The talks were announced by the EU’s top trade official, Cecilia Malmstrom, on the sidelines of the World Economic Forum in Davos where leaders all week called for pushback against the protectionism embraced by Washington.
The announcement by roughly half of the 164-member World Trade Organization is a rare win for international cooperation, with Beijing and Washington locked in a trade war amid repeated “America First” threats by US President Donald Trump.
Trump has specifically blasted the WTO for slighting US trade interests to the benefit of China.
Malmstrom in a tweet hailed a “historical morning in Davos” that showed that the WTO “can take on challenges of the 21st century.”
The talks are to formally begin in March and will try “to make it easier and safer to buy, sell and do business online”, the statement said.

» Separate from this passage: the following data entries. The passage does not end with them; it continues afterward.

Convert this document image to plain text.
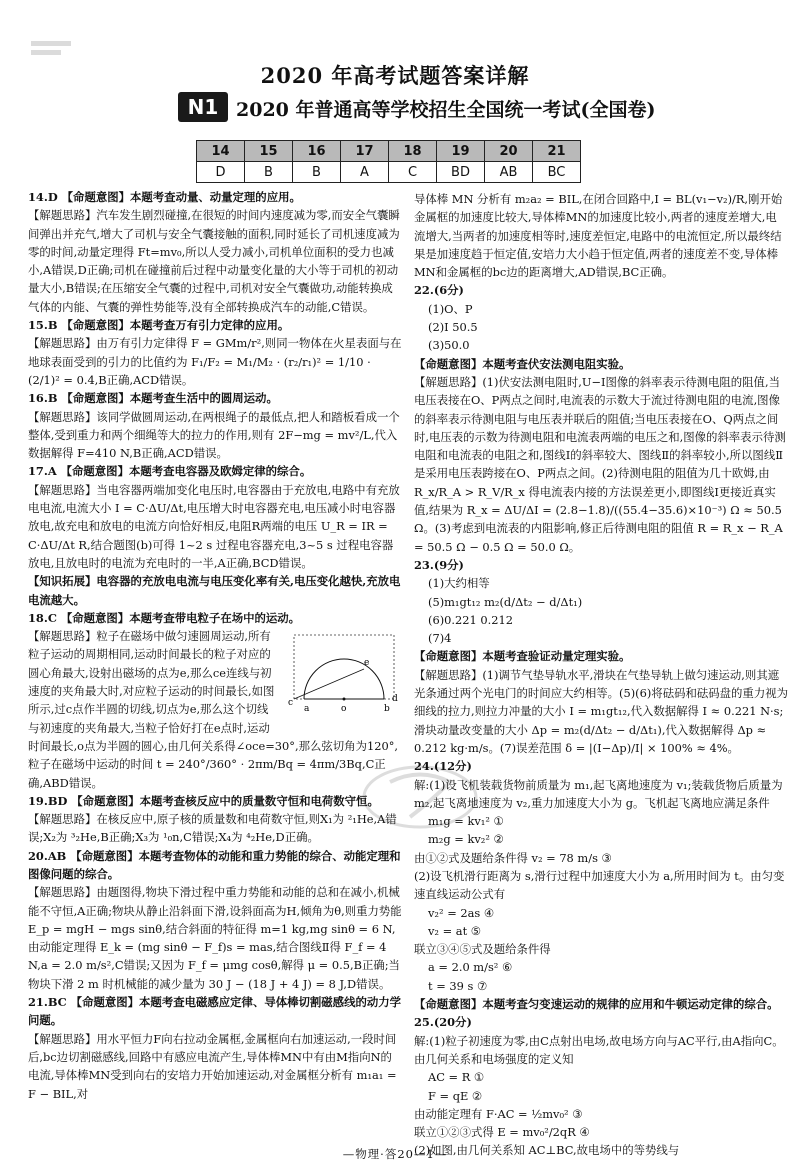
2020 年高考试题答案详解
N1 2020 年普通高等学校招生全国统一考试(全国卷)
14	15	16	17	18	19	20	21
D	B	B	A	C	BD	AB	BC

14.D 【命题意图】本题考查动量、动量定理的应用。

【解题思路】汽车发生剧烈碰撞,在很短的时间内速度减为零,而安全气囊瞬间弹出并充气,增大了司机与安全气囊接触的面积,同时延长了司机速度减为零的时间,动量定理得 Ft=mv₀,所以人受力减小,司机单位面积的受力也减小,A错误,D正确;司机在碰撞前后过程中动量变化量的大小等于司机的初动量大小,B错误;在压缩安全气囊的过程中,司机对安全气囊做功,动能转换成气体的内能、气囊的弹性势能等,没有全部转换成汽车的动能,C错误。

15.B 【命题意图】本题考查万有引力定律的应用。

【解题思路】由万有引力定律得 F = GMm/r²,则同一物体在火星表面与在地球表面受到的引力的比值约为 F₁/F₂ = M₁/M₂ · (r₂/r₁)² = 1/10 · (2/1)² = 0.4,B正确,ACD错误。

16.B 【命题意图】本题考查生活中的圆周运动。

【解题思路】该同学做圆周运动,在两根绳子的最低点,把人和踏板看成一个整体,受到重力和两个细绳等大的拉力的作用,则有 2F−mg = mv²/L,代入数据解得 F=410 N,B正确,ACD错误。

17.A 【命题意图】本题考查电容器及欧姆定律的综合。

【解题思路】当电容器两端加变化电压时,电容器由于充放电,电路中有充放电电流,电流大小 I = C·ΔU/Δt,电压增大时电容器充电,电压减小时电容器放电,故充电和放电的电流方向恰好相反,电阻R两端的电压 U_R = IR = C·ΔU/Δt R,结合题图(b)可得 1~2 s 过程电容器充电,3~5 s 过程电容器放电,且放电时的电流为充电时的一半,A正确,BCD错误。

【知识拓展】电容器的充放电电流与电压变化率有关,电压变化越快,充放电电流越大。

18.C 【命题意图】本题考查带电粒子在场中的运动。

c
o
a	b
d
e

【解题思路】粒子在磁场中做匀速圆周运动,所有粒子运动的周期相同,运动时间最长的粒子对应的圆心角最大,设射出磁场的点为e,那么ce连线与初速度的夹角最大时,对应粒子运动的时间最长,如图所示,过c点作半圆的切线,切点为e,那么这个切线与初速度的夹角最大,当粒子恰好打在e点时,运动时间最长,o点为半圆的圆心,由几何关系得∠oce=30°,那么弦切角为120°,粒子在磁场中运动的时间 t = 240°/360° · 2πm/Bq = 4πm/3Bq,C正确,ABD错误。

19.BD 【命题意图】本题考查核反应中的质量数守恒和电荷数守恒。

【解题思路】在核反应中,原子核的质量数和电荷数守恒,则X₁为 ²₁He,A错误;X₂为 ³₂He,B正确;X₃为 ¹₀n,C错误;X₄为 ⁴₂He,D正确。

20.AB 【命题意图】本题考查物体的动能和重力势能的综合、动能定理和图像问题的综合。

【解题思路】由题图得,物块下滑过程中重力势能和动能的总和在减小,机械能不守恒,A正确;物块从静止沿斜面下滑,设斜面高为H,倾角为θ,则重力势能 E_p = mgH − mgs sinθ,结合斜面的特征得 m=1 kg,mg sinθ = 6 N,由动能定理得 E_k = (mg sinθ − F_f)s = mas,结合图线Ⅱ得 F_f = 4 N,a = 2.0 m/s²,C错误;又因为 F_f = μmg cosθ,解得 μ = 0.5,B正确;当物块下滑 2 m 时机械能的减少量为 30 J − (18 J + 4 J) = 8 J,D错误。

21.BC 【命题意图】本题考查电磁感应定律、导体棒切割磁感线的动力学问题。

【解题思路】用水平恒力F向右拉动金属框,金属框向右加速运动,一段时间后,bc边切割磁感线,回路中有感应电流产生,导体棒MN中有由M指向N的电流,导体棒MN受到向右的安培力开始加速运动,对金属框分析有 m₁a₁ = F − BIL,对

导体棒 MN 分析有 m₂a₂ = BIL,在闭合回路中,I = BL(v₁−v₂)/R,刚开始金属框的加速度比较大,导体棒MN的加速度比较小,两者的速度差增大,电流增大,当两者的加速度相等时,速度差恒定,电路中的电流恒定,所以最终结果是加速度趋于恒定值,安培力大小趋于恒定值,两者的速度差不变,导体棒MN和金属框的bc边的距离增大,AD错误,BC正确。

22.(6分)

(1)O、P

(2)Ⅰ 50.5

(3)50.0

【命题意图】本题考查伏安法测电阻实验。

【解题思路】(1)伏安法测电阻时,U−I图像的斜率表示待测电阻的阻值,当电压表接在O、P两点之间时,电流表的示数大于流过待测电阻的电流,图像的斜率表示待测电阻与电压表并联后的阻值;当电压表接在O、Q两点之间时,电压表的示数为待测电阻和电流表两端的电压之和,图像的斜率表示待测电阻和电流表的电阻之和,图线Ⅰ的斜率较大、图线Ⅱ的斜率较小,所以图线Ⅱ是采用电压表跨接在O、P两点之间。(2)待测电阻的阻值为几十欧姆,由 R_x/R_A > R_V/R_x 得电流表内接的方法误差更小,即图线Ⅰ更接近真实值,结果为 R_x = ΔU/ΔI = (2.8−1.8)/((55.4−35.6)×10⁻³) Ω ≈ 50.5 Ω。(3)考虑到电流表的内阻影响,修正后待测电阻的阻值 R = R_x − R_A = 50.5 Ω − 0.5 Ω = 50.0 Ω。

23.(9分)

(1)大约相等

(5)m₁gt₁₂ m₂(d/Δt₂ − d/Δt₁)

(6)0.221 0.212

(7)4

【命题意图】本题考查验证动量定理实验。

【解题思路】(1)调节气垫导轨水平,滑块在气垫导轨上做匀速运动,则其遮光条通过两个光电门的时间应大约相等。(5)(6)将砝码和砝码盘的重力视为细线的拉力,则拉力冲量的大小 I = m₁gt₁₂,代入数据解得 I ≈ 0.221 N·s;滑块动量改变量的大小 Δp = m₂(d/Δt₂ − d/Δt₁),代入数据解得 Δp ≈ 0.212 kg·m/s。(7)误差范围 δ = |(I−Δp)/I| × 100% ≈ 4%。

24.(12分)

解:(1)设飞机装载货物前质量为 m₁,起飞离地速度为 v₁;装载货物后质量为 m₂,起飞离地速度为 v₂,重力加速度大小为 g。飞机起飞离地应满足条件

m₁g = kv₁² ①

m₂g = kv₂² ②

由①②式及题给条件得 v₂ = 78 m/s ③

(2)设飞机滑行距离为 s,滑行过程中加速度大小为 a,所用时间为 t。由匀变速直线运动公式有

v₂² = 2as ④

v₂ = at ⑤

联立③④⑤式及题给条件得

a = 2.0 m/s² ⑥

t = 39 s ⑦

【命题意图】本题考查匀变速运动的规律的应用和牛顿运动定律的综合。

25.(20分)

解:(1)粒子初速度为零,由C点射出电场,故电场方向与AC平行,由A指向C。由几何关系和电场强度的定义知

AC = R ①

F = qE ②

由动能定理有 F·AC = ½mv₀² ③

联立①②③式得 E = mv₀²/2qR ④

(2)如图,由几何关系知 AC⊥BC,故电场中的等势线与

—物理·答20—1—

“Electronic commerce is a reality in most corners of the world, so we owe it to our citizens and companies to provide a predictable, effective and safe online environment for trade,” Malmstrom said.
Regulation of the digital world was a recurring topic at the Davos gathering which wraps up Friday after pleas by Germany and Japan for more global oversight of technology.
At the WTO, “we have yet to catch up with the new reality, in which data drives everything,” said Japanese Prime Minister Shinzo Abe in a speech on Tuesday.
Germany’s Chancellor Angela Merkel warned that data “will be the raw material of the twenty first century”.
“If we don’t manage it, we will have (anti-technology) Luddites as we did in the past,” she said.
– ‘Mortal danger’ –
Billionaire investor George Soros, a Davos stalwart, sent a far harsher message, warning of the “mortal danger” facing societies as technology gets “in the hands of repressive regimes”.
He singled out China, and said the United States should crack down hard on Chinese telecom giants ZTE and Huawei.
“If these companies came to dominate the 5G market, they would present an unacceptable security risk for the rest of the world,” he said.
The WTO talks will focus on coming up with a single framework for handling e-commerce, as the sector was largely inexistant at the trade body’s creation in 1995.
“E-commerce is a new globalisation that needs new regulation,” said Arancha Gonzalez, of the UN’s International Trade Center.
These countries are “sending a signal that this subject cannot be dealt with at national level only,” she said.